In many ways, London is a forward-thinking city, but, there’s a dividing factor here.

It’s the people vs the establishment. Londoners are (as a sweeping generalisation) more liberal, progressive and culturally diverse than anywhere in the UK, and most cities in Europe. They voted to remain, they voted for the first British Muslim mayor, they campaigned to #SaveFabric and they support the introduction of drug testing initiatives in clubs and festivals.

However, the establishment; the people who make the rules, stamp the papers and close the venues are at odds with the London population. Over the course of 5 years, London has lost over half of its music venues and continues hard down a zero-tolerance policy to, not just drugs it seems, but to late nights, weird parties and slightly too loud activist communities. Are the decisions made for financial gain? To make it easier to build flats and banks? Perhaps it’s all just to do with money, but, with the Fabric case as a clear example, there seems to be an un-proportionally conservative, ill-informed and almost paranoid edge to the decisions made in our capital city, even compared with the rest of the country.

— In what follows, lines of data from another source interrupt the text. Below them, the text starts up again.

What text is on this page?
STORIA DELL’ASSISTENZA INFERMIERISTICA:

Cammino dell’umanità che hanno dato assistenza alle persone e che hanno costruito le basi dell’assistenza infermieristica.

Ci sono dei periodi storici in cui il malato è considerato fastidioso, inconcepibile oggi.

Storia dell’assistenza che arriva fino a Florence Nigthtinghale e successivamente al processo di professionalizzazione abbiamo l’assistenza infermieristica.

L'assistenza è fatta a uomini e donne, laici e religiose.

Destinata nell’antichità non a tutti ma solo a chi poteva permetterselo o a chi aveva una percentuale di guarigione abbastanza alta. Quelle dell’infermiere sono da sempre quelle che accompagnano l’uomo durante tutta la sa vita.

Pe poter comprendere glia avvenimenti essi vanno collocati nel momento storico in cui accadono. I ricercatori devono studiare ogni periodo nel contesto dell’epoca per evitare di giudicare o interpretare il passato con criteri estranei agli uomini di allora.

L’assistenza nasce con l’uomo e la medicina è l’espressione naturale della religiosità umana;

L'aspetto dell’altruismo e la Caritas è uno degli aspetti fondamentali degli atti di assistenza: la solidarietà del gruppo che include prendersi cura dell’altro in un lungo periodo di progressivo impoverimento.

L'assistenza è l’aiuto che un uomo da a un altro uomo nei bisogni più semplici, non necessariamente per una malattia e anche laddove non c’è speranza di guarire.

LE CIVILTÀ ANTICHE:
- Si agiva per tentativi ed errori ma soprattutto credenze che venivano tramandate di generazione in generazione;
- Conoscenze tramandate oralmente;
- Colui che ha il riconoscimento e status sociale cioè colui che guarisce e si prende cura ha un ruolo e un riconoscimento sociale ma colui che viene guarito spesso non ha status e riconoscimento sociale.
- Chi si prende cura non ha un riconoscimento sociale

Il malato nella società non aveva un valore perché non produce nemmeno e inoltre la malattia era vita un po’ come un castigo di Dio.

London culture is built on diversity and creativity. Thousands of fresh faced creatives flock to the city every year for forward thinking music, art and culture. When they’re presented, instead, with offices, luxury apartments and military style nightclubs, will they stick around? The re-opening of Fabric, with support from the Mayor, was a great step in right direction, but there’s a long way to go. When will London catch up with Londoners, to become the thriving, 24-hour city it so wants to be?